Description of problem:
Executing dd on cifs mount and then performing add-brick on node followed by rebalance shows errors in volume/rebalance logs.the logs are as follows:

*******************************
[2014-07-24 13:47:27.228985] I [MSGID: 109018] [dht-common.c:696:dht_revalidate_cbk] 4-newafr-dht: Mismatching layouts for /, gfid = 00000000-0000-0000-0000-000000000001
[2014-07-24 13:47:27.229065] I [dht-layout.c:782:dht_layout_dir_mismatch] 4-newafr-dht: subvol: newafr-replicate-2; inode layout - 1431655765 - 2863311529; disk layout - 2147483646 - 3221225468
[2014-07-24 13:47:27.229307] I [dht-layout.c:782:dht_layout_dir_mismatch] 4-newafr-dht: subvol: newafr-replicate-1; inode layout - 2863311530 - 4294967295; disk layout - 3221225469 - 4294967295
[2014-07-24 13:48:03.212791] E [afr-common.c:2300:afr_lookup_done] 4-newafr-replicate-1: /..: No gfid present
[2014-07-24 13:48:44.80523[2014-07-24 13:47:21.136314] E [glusterd-utils.c:10329:glusterd_volume_rebalance_use_rsp_dict] 0-: failed to get index
[2014-07-24 13:47:21.136995] E [glusterd-utils.c:10329:glusterd_volume_rebalance_use_rsp_dict] 0-: failed to get index
[2014-07-24 13:47:26.160380] E [glusterd-utils.c:10329:glusterd_volume_rebalance_use_rsp_dict] 0-: failed to get index
[2014-07-24 13:46:34.595255] I [MSGID: 106006] [glusterd-handler.c:4280:__glusterd_nodesvc_rpc_notify] 0-management: nfs has disconnected from glusterd.
[2014-07-24 13:46:35.613685] I [MSGID: 106006] [glusterd-handler.c:4280:__glusterd_nodesvc_rpc_notify] 0-management: glustershd has disconnected from glusterd.
[2014-07-24 13:47:29.136045] I [MSGID: 106007] [glusterd-rebalance.c:173:__glusterd_defrag_notify] 0-management: Rebalance process for volume newafr has disconnected.
[2014-07-24 13:48:27.808564] E [glusterd-op-sm.c:207:glusterd_get_txn_opinfo] 0-: Unable to get transaction opinfo for transaction ID : 2e711331-c9bd-4fd4-9952-e99b685743a3
1] E [afr-common.c:2300:afr_lookup_done] 4-newafr-replicate-1: /..: No gfid present
The message "I [MSGID: 109018] [dht-common.c:696:dht_revalidate_cbk] 4-newafr-dht: Mismatching layouts for /, gfid = 00000000-0000-0000-0000-000000000001" repeated 2 times between [2014-07-24 13:47:27.228985] and [2014-07-24 13:47:27.229337]
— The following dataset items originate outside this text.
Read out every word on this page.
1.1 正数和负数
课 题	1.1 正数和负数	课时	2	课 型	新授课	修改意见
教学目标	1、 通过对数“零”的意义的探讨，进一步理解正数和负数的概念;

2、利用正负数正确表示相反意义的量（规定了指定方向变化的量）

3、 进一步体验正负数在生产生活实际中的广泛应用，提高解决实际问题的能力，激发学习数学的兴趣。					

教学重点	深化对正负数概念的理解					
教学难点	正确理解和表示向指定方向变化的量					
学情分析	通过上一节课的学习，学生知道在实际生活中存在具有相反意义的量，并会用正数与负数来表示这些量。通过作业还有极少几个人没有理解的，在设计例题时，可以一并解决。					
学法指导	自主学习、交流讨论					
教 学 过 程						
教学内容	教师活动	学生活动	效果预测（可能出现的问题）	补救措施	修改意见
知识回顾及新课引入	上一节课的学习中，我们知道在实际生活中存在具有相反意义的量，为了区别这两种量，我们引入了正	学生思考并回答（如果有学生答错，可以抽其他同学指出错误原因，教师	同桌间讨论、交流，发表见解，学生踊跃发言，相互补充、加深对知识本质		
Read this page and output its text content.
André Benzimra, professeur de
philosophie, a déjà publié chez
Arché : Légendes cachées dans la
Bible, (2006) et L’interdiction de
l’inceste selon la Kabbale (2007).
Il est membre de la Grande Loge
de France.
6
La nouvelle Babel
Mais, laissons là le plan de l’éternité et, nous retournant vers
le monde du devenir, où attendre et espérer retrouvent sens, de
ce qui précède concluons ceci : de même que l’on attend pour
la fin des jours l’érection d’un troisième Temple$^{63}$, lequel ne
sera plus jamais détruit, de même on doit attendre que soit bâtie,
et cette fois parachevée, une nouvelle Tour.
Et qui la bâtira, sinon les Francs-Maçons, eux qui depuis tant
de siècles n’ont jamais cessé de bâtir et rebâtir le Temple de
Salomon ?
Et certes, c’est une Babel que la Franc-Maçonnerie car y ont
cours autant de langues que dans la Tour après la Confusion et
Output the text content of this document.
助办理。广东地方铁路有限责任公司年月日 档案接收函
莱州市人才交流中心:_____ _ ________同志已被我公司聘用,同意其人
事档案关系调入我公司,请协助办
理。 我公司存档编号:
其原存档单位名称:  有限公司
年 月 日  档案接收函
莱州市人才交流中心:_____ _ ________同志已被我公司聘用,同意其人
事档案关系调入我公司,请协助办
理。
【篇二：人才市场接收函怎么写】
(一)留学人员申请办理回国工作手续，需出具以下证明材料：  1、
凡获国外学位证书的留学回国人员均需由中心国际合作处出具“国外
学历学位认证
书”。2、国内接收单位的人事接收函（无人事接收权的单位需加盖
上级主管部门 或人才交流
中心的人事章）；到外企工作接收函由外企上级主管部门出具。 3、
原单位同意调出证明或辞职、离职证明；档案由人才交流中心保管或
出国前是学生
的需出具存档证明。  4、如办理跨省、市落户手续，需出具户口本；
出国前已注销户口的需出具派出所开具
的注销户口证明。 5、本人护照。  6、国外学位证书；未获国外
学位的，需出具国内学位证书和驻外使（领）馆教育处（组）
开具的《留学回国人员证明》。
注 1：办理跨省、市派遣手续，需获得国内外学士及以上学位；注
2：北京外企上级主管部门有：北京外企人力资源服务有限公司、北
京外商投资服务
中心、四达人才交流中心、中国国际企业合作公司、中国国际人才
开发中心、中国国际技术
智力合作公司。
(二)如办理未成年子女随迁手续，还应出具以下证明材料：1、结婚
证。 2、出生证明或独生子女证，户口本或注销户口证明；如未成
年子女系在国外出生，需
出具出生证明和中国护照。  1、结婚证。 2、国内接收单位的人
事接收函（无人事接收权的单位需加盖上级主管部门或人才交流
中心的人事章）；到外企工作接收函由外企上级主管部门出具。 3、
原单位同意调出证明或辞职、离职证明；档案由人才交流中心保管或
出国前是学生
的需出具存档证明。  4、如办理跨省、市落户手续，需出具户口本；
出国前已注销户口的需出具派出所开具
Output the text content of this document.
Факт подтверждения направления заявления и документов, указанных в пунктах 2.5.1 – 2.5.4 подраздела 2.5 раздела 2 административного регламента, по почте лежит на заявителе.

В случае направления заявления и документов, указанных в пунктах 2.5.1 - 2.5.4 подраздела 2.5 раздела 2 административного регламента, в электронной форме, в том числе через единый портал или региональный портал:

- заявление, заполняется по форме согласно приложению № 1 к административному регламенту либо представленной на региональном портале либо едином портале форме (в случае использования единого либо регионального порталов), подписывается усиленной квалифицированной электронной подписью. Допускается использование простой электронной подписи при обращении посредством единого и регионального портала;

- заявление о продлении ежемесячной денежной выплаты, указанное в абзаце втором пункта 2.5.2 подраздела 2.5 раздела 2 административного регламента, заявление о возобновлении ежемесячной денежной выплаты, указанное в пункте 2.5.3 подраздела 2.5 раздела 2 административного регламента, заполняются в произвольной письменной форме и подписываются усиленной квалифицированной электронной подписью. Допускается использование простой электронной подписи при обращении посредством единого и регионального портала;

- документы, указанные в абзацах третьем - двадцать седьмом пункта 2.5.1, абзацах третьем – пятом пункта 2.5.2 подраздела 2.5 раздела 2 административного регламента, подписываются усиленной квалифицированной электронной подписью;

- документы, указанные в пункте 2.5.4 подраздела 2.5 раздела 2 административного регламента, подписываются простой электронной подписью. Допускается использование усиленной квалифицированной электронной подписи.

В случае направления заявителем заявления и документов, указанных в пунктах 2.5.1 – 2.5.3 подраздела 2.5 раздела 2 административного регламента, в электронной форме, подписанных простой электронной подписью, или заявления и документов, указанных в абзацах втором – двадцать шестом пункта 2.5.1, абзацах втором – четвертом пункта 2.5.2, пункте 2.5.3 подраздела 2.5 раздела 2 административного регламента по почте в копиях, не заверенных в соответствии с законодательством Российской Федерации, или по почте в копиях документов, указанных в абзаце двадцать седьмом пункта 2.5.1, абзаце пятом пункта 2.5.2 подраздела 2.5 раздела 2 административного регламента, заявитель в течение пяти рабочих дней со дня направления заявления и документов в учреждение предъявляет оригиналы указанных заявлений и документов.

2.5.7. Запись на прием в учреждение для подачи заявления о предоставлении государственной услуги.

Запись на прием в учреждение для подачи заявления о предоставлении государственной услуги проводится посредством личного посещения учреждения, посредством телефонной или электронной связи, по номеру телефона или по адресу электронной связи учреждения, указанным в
Version-Release number of selected component (if applicable):
glusterfs-geo-replication-3.6.0.25-1.el6rhs.x86_64
glusterfs-fuse-3.6.0.25-1.el6rhs.x86_64
glusterfs-rdma-3.6.0.25-1.el6rhs.x86_64
glusterfs-cli-3.6.0.25-1.el6rhs.x86_64
glusterfs-libs-3.6.0.25-1.el6rhs.x86_64
glusterfs-3.6.0.25-1.el6rhs.x86_64
glusterfs-devel-3.6.0.25-1.el6rhs.x86_64
glusterfs-server-3.6.0.25-1.el6rhs.x86_64
glusterfs-debuginfo-3.6.0.25-1.el6rhs.x86_64
samba-glusterfs-3.6.9-168.4.el6rhs.x86_64
glusterfs-api-3.6.0.25-1.el6rhs.x86_64
glusterfs-api-devel-3.6.0.25-1.el6rhs.x86_64


How reproducible:
tried twice

Steps to Reproduce:
1.Create 2X2 volume ,mount it via cifs
2.execute following on client.
dd if=/dev/urandom of=/dev/input_file bs=1M count=1024 “ with the attached script
3.Do add-brick and run rebalance on server
4.execute find | xargs stat on mount point
4.Check rebalance logs.

Actual results:
Error messages in gluster vol and rebalance logs:
*****
[2014-07-24 13:48:03.212791] E [afr-common.c:2300:afr_lookup_done] 4-newafr-replicate-1: /..: No gfid present
[2014-07-24 13:48:44.80523[2014-07-24 13:47:21.136314] E [glusterd-utils.c:10329:glusterd_volume_rebalance_use_rsp_dict] 0-: failed to get index
The message "I [MSGID: 109018] [dht-common.c:696:dht_revalidate_cbk] 4-newafr-dht: Mismatching layouts for /, gfid = 00000000-0000-0000-0000-000000000001" repeated 2 times between [2014-07-24 13:47:27.228985] and [2014-07-24 13:47:27.229337]

Expected results:
There should not be errors while doing rebalance followed by add-brick.

Additional info:

Comment 2 Raghavendra G 2016-06-23 05:34:51 UTC

The logs doesn't indicate any issues with DHT. On 3.1.3 afr_lookup_done no longer have this log message. Can we retest this issue on 3.1.3?

Comment 5 Nithya Balachandran 2017-06-06 07:11:03 UTC

I am closing this with resolution Insufficient_data. Please file a new BZ if you see this again.